Пушкинский «Памятник».
Дело прочно, когда под ним струится кровь. Прижим придавал смысл протесту. Запреты создавали заряжённую эмоциями атмосферу, когда, по выражению Герцена, появление нового романа значило больше, чем новое назначение в министерстве. Цензура помогала, как сказал Ленин о дореволюционных временах, после революции те же ленинские слова оставалось только повторить: гнёт способствовал. По стечению политических обстоятельств дали возможность выйти «Тихому Дону», используя роман как антитроцкистский манифест, но после, когда стало ясно, что роман не только по отношению к троцкизму анти, принялись переписывать, и что получилось, пусть поведают профессор из Принстона и доктор наук из Оксфорда, разглядевшие всё это, хотя издалека, но до последней буквы, занялись они этим, пока до того не допускались наши собственные глаза и руки.

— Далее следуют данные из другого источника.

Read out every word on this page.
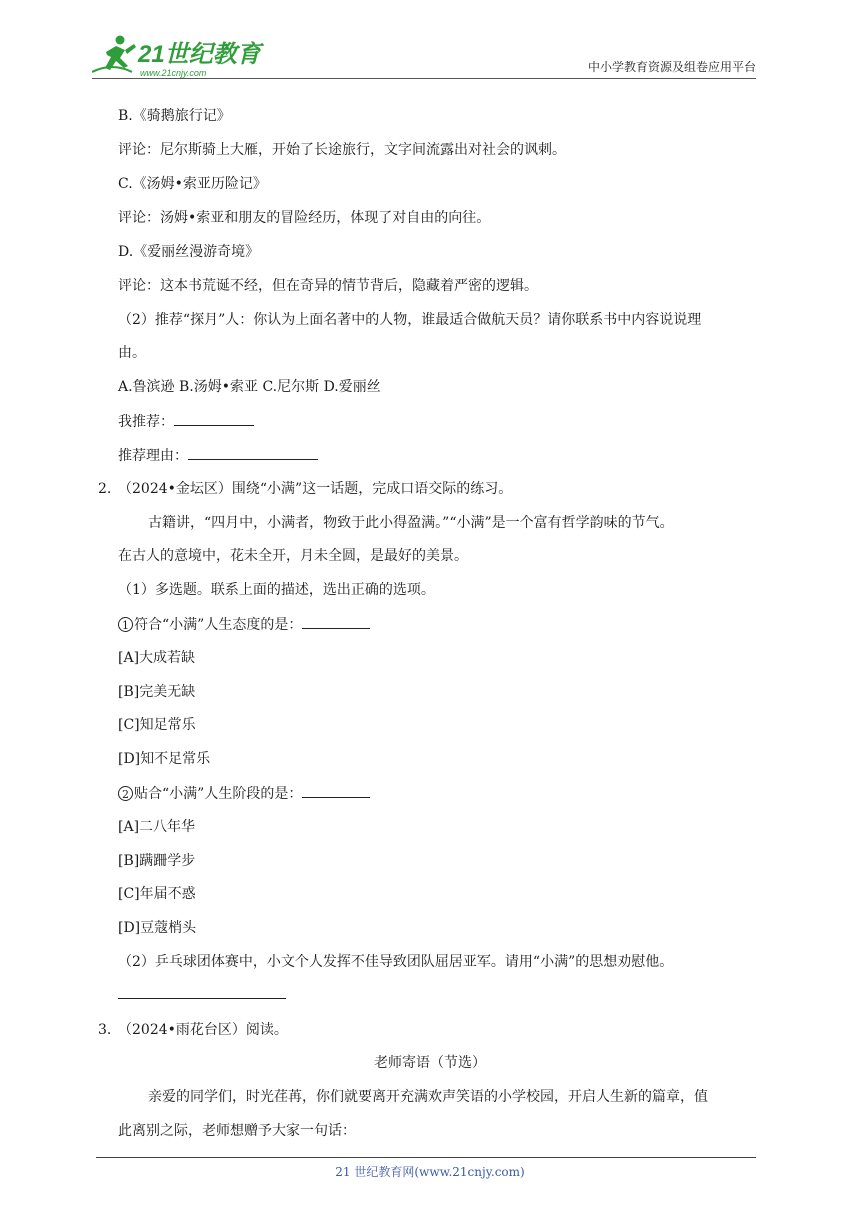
21世纪教育
www.21cnjy.com	中小学教育资源及组卷应用平台
B.《骑鹅旅行记》
评论：尼尔斯骑上大雁，开始了长途旅行，文字间流露出对社会的讽刺。
C.《汤姆•索亚历险记》
评论：汤姆•索亚和朋友的冒险经历，体现了对自由的向往。
D.《爱丽丝漫游奇境》
评论：这本书荒诞不经，但在奇异的情节背后，隐藏着严密的逻辑。
（2）推荐“探月”人：你认为上面名著中的人物，谁最适合做航天员？请你联系书中内容说说理
由。
A.鲁滨逊 B.汤姆•索亚 C.尼尔斯 D.爱丽丝
我推荐：
推荐理由：
2. （2024•金坛区）围绕“小满”这一话题，完成口语交际的练习。
古籍讲，“四月中，小满者，物致于此小得盈满。”“小满”是一个富有哲学韵味的节气。
在古人的意境中，花未全开，月未全圆，是最好的美景。
（1）多选题。联系上面的描述，选出正确的选项。
1 符合“小满”人生态度的是：
[A]大成若缺
[B]完美无缺
[C]知足常乐
[D]知不足常乐
2 贴合“小满”人生阶段的是：
[A]二八年华
[B]蹒跚学步
[C]年届不惑
[D]豆蔻梢头
（2）乒乓球团体赛中，小文个人发挥不佳导致团队屈居亚军。请用“小满”的思想劝慰他。
3. （2024•雨花台区）阅读。
老师寄语（节选）
亲爱的同学们，时光荏苒，你们就要离开充满欢声笑语的小学校园，开启人生新的篇章，值
此离别之际，老师想赠予大家一句话：
21 世纪教育网(www.21cnjy.com)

Ко мне, когда сделали меня главным редактором «Вопросов литературы», приходили, как положено, различные авторы, предлагавшие свои статьи, но приходили и ничего не предлагавшие, лишь выражавшие недоумение и даже обиду, почему же к ним никто не приходит. Это были безутешные литературные вдовы, они уже не нападали на меня, а просили о поддержке и помощи. Сами они не решались или же неспособны были что-либо написать, но были готовы рассказать, однако не находилось желающих их слушать. Были, положим, три вдовы Булгакова, которых осаждали любопытствующие, однако немало прошло мимо меня неузнанных и незамеченных, наполненных чужой кровью теней, явившихся от лица тех, кто давно томился где-то в кругах нашего литературного ада. У Данте это Круг восьмой, где заключены всевозможные исказители истины, а у нас круги так и остались ненумерованы.

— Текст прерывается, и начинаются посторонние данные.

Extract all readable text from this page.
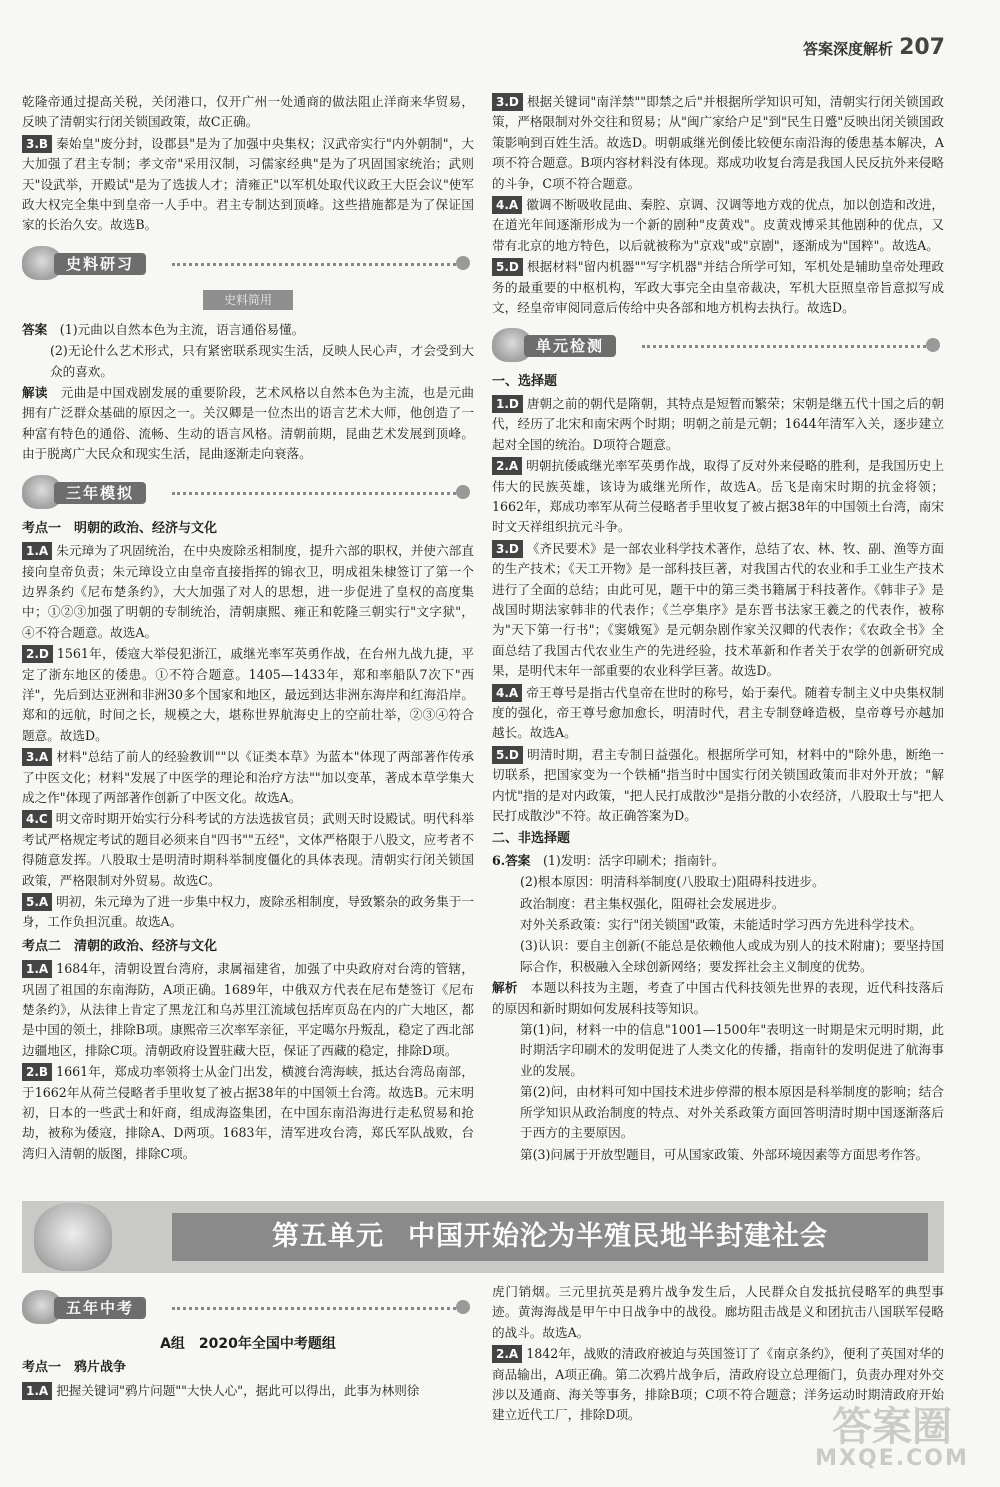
答案深度解析 207

乾隆帝通过提高关税，关闭港口，仅开广州一处通商的做法阻止洋商来华贸易，反映了清朝实行闭关锁国政策，故C正确。

3.B 秦始皇"废分封，设郡县"是为了加强中央集权；汉武帝实行"内外朝制"，大大加强了君主专制；孝文帝"采用汉制，习儒家经典"是为了巩固国家统治；武则天"设武举，开殿试"是为了选拔人才；清雍正"以军机处取代议政王大臣会议"使军政大权完全集中到皇帝一人手中。君主专制达到顶峰。这些措施都是为了保证国家的长治久安。故选B。

史料研习
史料简用

答案　 (1)元曲以自然本色为主流，语言通俗易懂。

(2)无论什么艺术形式，只有紧密联系现实生活，反映人民心声，才会受到大众的喜欢。

解读　 元曲是中国戏剧发展的重要阶段，艺术风格以自然本色为主流，也是元曲拥有广泛群众基础的原因之一。关汉卿是一位杰出的语言艺术大师，他创造了一种富有特色的通俗、流畅、生动的语言风格。清朝前期，昆曲艺术发展到顶峰。由于脱离广大民众和现实生活，昆曲逐渐走向衰落。

三年模拟
考点一　明朝的政治、经济与文化

1.A 朱元璋为了巩固统治，在中央废除丞相制度，提升六部的职权，并使六部直接向皇帝负责；朱元璋设立由皇帝直接指挥的锦衣卫，明成祖朱棣签订了第一个边界条约《尼布楚条约》，大大加强了对人的思想，进一步促进了皇权的高度集中；①②③加强了明朝的专制统治，清朝康熙、雍正和乾隆三朝实行"文字狱"，④不符合题意。故选A。

2.D 1561年，倭寇大举侵犯浙江，戚继光率军英勇作战，在台州九战九捷，平定了浙东地区的倭患。①不符合题意。1405—1433年，郑和率船队7次下"西洋"，先后到达亚洲和非洲30多个国家和地区，最远到达非洲东海岸和红海沿岸。郑和的远航，时间之长，规模之大，堪称世界航海史上的空前壮举，②③④符合题意。故选D。

3.A 材料"总结了前人的经验教训""以《证类本草》为蓝本"体现了两部著作传承了中医文化；材料"发展了中医学的理论和治疗方法""加以变革，著成本草学集大成之作"体现了两部著作创新了中医文化。故选A。

4.C 明文帝时期开始实行分科考试的方法选拔官员；武则天时设殿试。明代科举考试严格规定考试的题目必须来自"四书""五经"，文体严格限于八股文，应考者不得随意发挥。八股取士是明清时期科举制度僵化的具体表现。清朝实行闭关锁国政策，严格限制对外贸易。故选C。

5.A 明初，朱元璋为了进一步集中权力，废除丞相制度，导致繁杂的政务集于一身，工作负担沉重。故选A。

考点二　清朝的政治、经济与文化

1.A 1684年，清朝设置台湾府，隶属福建省，加强了中央政府对台湾的管辖，巩固了祖国的东南海防，A项正确。1689年，中俄双方代表在尼布楚签订《尼布楚条约》，从法律上肯定了黑龙江和乌苏里江流域包括库页岛在内的广大地区，都是中国的领土，排除B项。康熙帝三次率军亲征，平定噶尔丹叛乱，稳定了西北部边疆地区，排除C项。清朝政府设置驻藏大臣，保证了西藏的稳定，排除D项。

2.B 1661年，郑成功率领将士从金门出发，横渡台湾海峡，抵达台湾岛南部，于1662年从荷兰侵略者手里收复了被占据38年的中国领土台湾。故选B。元末明初，日本的一些武士和奸商，组成海盗集团，在中国东南沿海进行走私贸易和抢劫，被称为倭寇，排除A、D两项。1683年，清军进攻台湾，郑氏军队战败，台湾归入清朝的版图，排除C项。

3.D 根据关键词"南洋禁""即禁之后"并根据所学知识可知，清朝实行闭关锁国政策，严格限制对外交往和贸易；从"闽广家给户足"到"民生日蹙"反映出闭关锁国政策影响到百姓生活。故选D。明朝戚继光倒倭比较便东南沿海的倭患基本解决，A项不符合题意。B项内容材料没有体现。郑成功收复台湾是我国人民反抗外来侵略的斗争，C项不符合题意。

4.A 徽调不断吸收昆曲、秦腔、京调、汉调等地方戏的优点，加以创造和改进，在道光年间逐渐形成为一个新的剧种"皮黄戏"。皮黄戏博采其他剧种的优点，又带有北京的地方特色，以后就被称为"京戏"或"京剧"，逐渐成为"国粹"。故选A。

5.D 根据材料"留内机器""写字机器"并结合所学可知，军机处是辅助皇帝处理政务的最重要的中枢机构，军政大事完全由皇帝裁决，军机大臣照皇帝旨意拟写成文，经皇帝审阅同意后传给中央各部和地方机构去执行。故选D。

单元检测
一、选择题

1.D 唐朝之前的朝代是隋朝，其特点是短暂而繁荣；宋朝是继五代十国之后的朝代，经历了北宋和南宋两个时期；明朝之前是元朝；1644年清军入关，逐步建立起对全国的统治。D项符合题意。

2.A 明朝抗倭戚继光率军英勇作战，取得了反对外来侵略的胜利，是我国历史上伟大的民族英雄，该诗为戚继光所作，故选A。岳飞是南宋时期的抗金将领；1662年，郑成功率军从荷兰侵略者手里收复了被占据38年的中国领土台湾，南宋时文天祥组织抗元斗争。

3.D 《齐民要术》是一部农业科学技术著作，总结了农、林、牧、副、渔等方面的生产技术；《天工开物》是一部科技巨著，对我国古代的农业和手工业生产技术进行了全面的总结；由此可见，题干中的第三类书籍属于科技著作。《韩非子》是战国时期法家韩非的代表作；《兰亭集序》是东晋书法家王羲之的代表作，被称为"天下第一行书"；《窦娥冤》是元朝杂剧作家关汉卿的代表作；《农政全书》全面总结了我国古代农业生产的先进经验，技术革新和作者关于农学的创新研究成果，是明代末年一部重要的农业科学巨著。故选D。

4.A 帝王尊号是指古代皇帝在世时的称号，始于秦代。随着专制主义中央集权制度的强化，帝王尊号愈加愈长，明清时代，君主专制登峰造极，皇帝尊号亦越加越长。故选A。

5.D 明清时期，君主专制日益强化。根据所学可知，材料中的"除外患，断绝一切联系，把国家变为一个铁桶"指当时中国实行闭关锁国政策而非对外开放；"解内忧"指的是对内政策，"把人民打成散沙"是指分散的小农经济，八股取士与"把人民打成散沙"不符。故正确答案为D。

二、非选择题

6.答案　 (1)发明：活字印刷术；指南针。

(2)根本原因：明清科举制度(八股取士)阻碍科技进步。

政治制度：君主集权强化，阻碍社会发展进步。

对外关系政策：实行"闭关锁国"政策，未能适时学习西方先进科学技术。

(3)认识：要自主创新(不能总是依赖他人或成为别人的技术附庸)；要坚持国际合作，积极融入全球创新网络；要发挥社会主义制度的优势。

解析　 本题以科技为主题，考查了中国古代科技领先世界的表现，近代科技落后的原因和新时期如何发展科技等知识。

第(1)问，材料一中的信息"1001—1500年"表明这一时期是宋元明时期，此时期活字印刷术的发明促进了人类文化的传播，指南针的发明促进了航海事业的发展。

第(2)问，由材料可知中国技术进步停滞的根本原因是科举制度的影响；结合所学知识从政治制度的特点、对外关系政策方面回答明清时期中国逐渐落后于西方的主要原因。

第(3)问属于开放型题目，可从国家政策、外部环境因素等方面思考作答。

第五单元 中国开始沦为半殖民地半封建社会
五年中考
A组　2020年全国中考题组
考点一　鸦片战争

1.A 把握关键词"鸦片问题""大快人心"，据此可以得出，此事为林则徐

虎门销烟。三元里抗英是鸦片战争发生后，人民群众自发抵抗侵略军的典型事迹。黄海海战是甲午中日战争中的战役。廊坊阻击战是义和团抗击八国联军侵略的战斗。故选A。

2.A 1842年，战败的清政府被迫与英国签订了《南京条约》，便利了英国对华的商品输出，A项正确。第二次鸦片战争后，清政府设立总理衙门，负责办理对外交涉以及通商、海关等事务，排除B项；C项不符合题意；洋务运动时期清政府开始建立近代工厂，排除D项。	答案圈
MXQE.COM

Приходила вдова критика, который травил Платонова, приходила со слезами на глазах, рассказывая, как на похороны её мужа, официально устроенные в Доме Литераторов, не явился никто, кроме присяжного гробовщика Союза писателей. Даже прежние союзники по литературной борьбе как попрятались. Обструкция понятна: себя оберегали, если учесть, что покойник травил не одного Платонова. Однако ни до, ни после погребальной процедуры никто из исследователей не обратился к ней, всё ещё живой истории. «Никто! Никто!» восклицала с рыданьями в голосе пожилая женщина. В самом деле, почему не выслушать противную сторону? На семьдесят лет в нашей истории растянулась полоса несправедливого осуждения людей, но так и не выяснено, в чем заключалась несправедливость.

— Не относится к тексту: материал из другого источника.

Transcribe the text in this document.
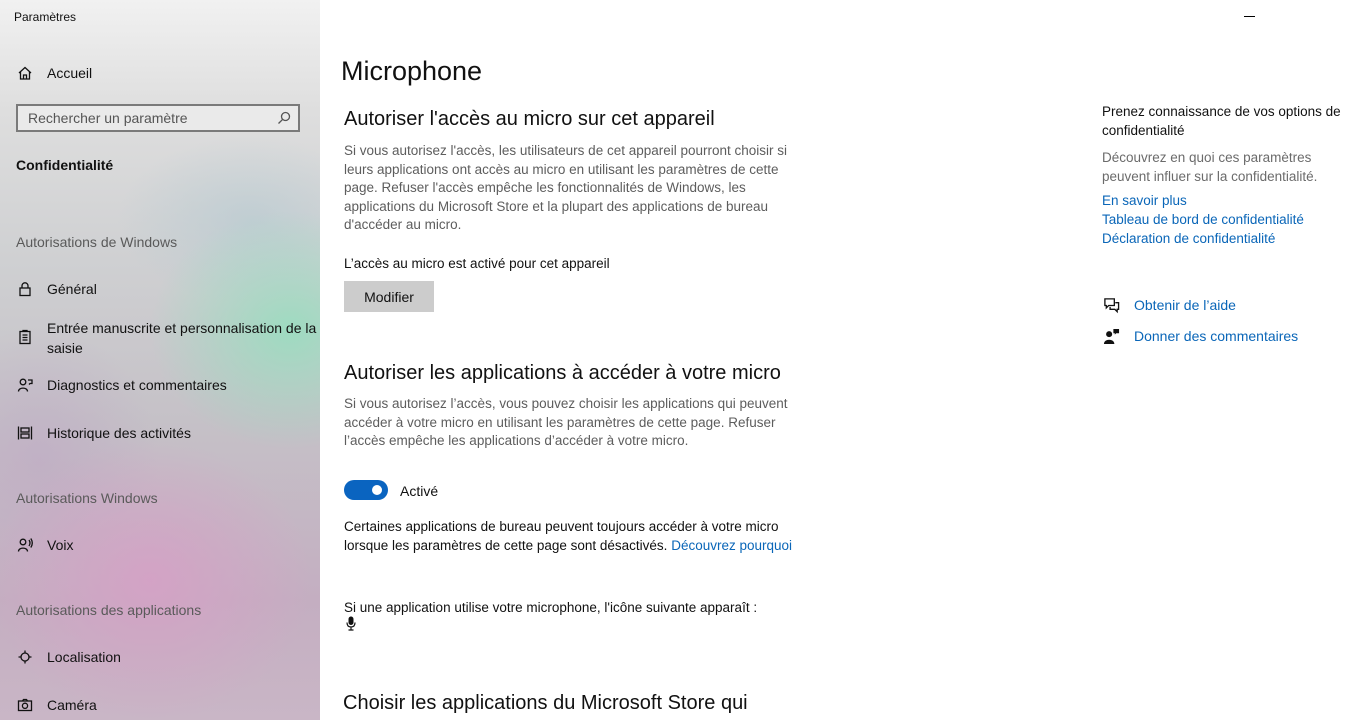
Paramètres
Accueil
Rechercher un paramètre
Confidentialité
Autorisations de Windows
Général
Entrée manuscrite et personnalisation de la saisie
Diagnostics et commentaires
Historique des activités
Autorisations Windows
Voix
Autorisations des applications
Localisation
Caméra
Microphone
Autoriser l'accès au micro sur cet appareil

Si vous autorisez l'accès, les utilisateurs de cet appareil pourront choisir si leurs applications ont accès au micro en utilisant les paramètres de cette page. Refuser l'accès empêche les fonctionnalités de Windows, les applications du Microsoft Store et la plupart des applications de bureau d'accéder au micro.

L’accès au micro est activé pour cet appareil
Modifier
Autoriser les applications à accéder à votre micro

Si vous autorisez l’accès, vous pouvez choisir les applications qui peuvent accéder à votre micro en utilisant les paramètres de cette page. Refuser l’accès empêche les applications d’accéder à votre micro.

Activé

Certaines applications de bureau peuvent toujours accéder à votre micro lorsque les paramètres de cette page sont désactivés. Découvrez pourquoi

Si une application utilise votre microphone, l'icône suivante apparaît :
Choisir les applications du Microsoft Store qui

Prenez connaissance de vos options de confidentialité

Découvrez en quoi ces paramètres peuvent influer sur la confidentialité.

En savoir plus
Tableau de bord de confidentialité
Déclaration de confidentialité
Obtenir de l’aide
Donner des commentaires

«Это было хорошо… или… или каза-а-алось таковым», – своим характерным голосом, слегка в нос, протянул Ростислав Плятт, откликаясь на вопрос об одной легендарной шекспировской постановке 20-х годов. «Было или казалось» – говорили в пушкинские времена, цитируя французский источник. Мне ответ был дан опытным актером на фоне реабилитации забытого, запрещенного, как бы похороненного. Ответ авторитетный и ответственный. Актер-ветеран, видевший то, о чем он говорил, и знавший закулисную историю происходившего на виду у публики, был свидетелем забвений и запрещений. Выдающийся профессионал, очевидно, чувствовал, что не всё забытое достойно воскрешения, не все запрещенное подлежит оправданию как достижения творческие. Между тем, пострадавшие как «враги народа» и реабилитированные за неимением преступлений, оказывались неприкасаемыми, хотя они были врагами – профессии. Над такими вредителями («чужими», по Сноу), праведного суда ещё не было. Осудили их не за то, за что надо бы судить, от наказания заслуженного их защитил терновый венец. Почему же оправданных политически не накажут, как следует, и не скажут, в чём их истинная, профессиональная, творческая вина? Однако реабилитацию политическую обычно отождествляли и отождествляют с оправданием творческим.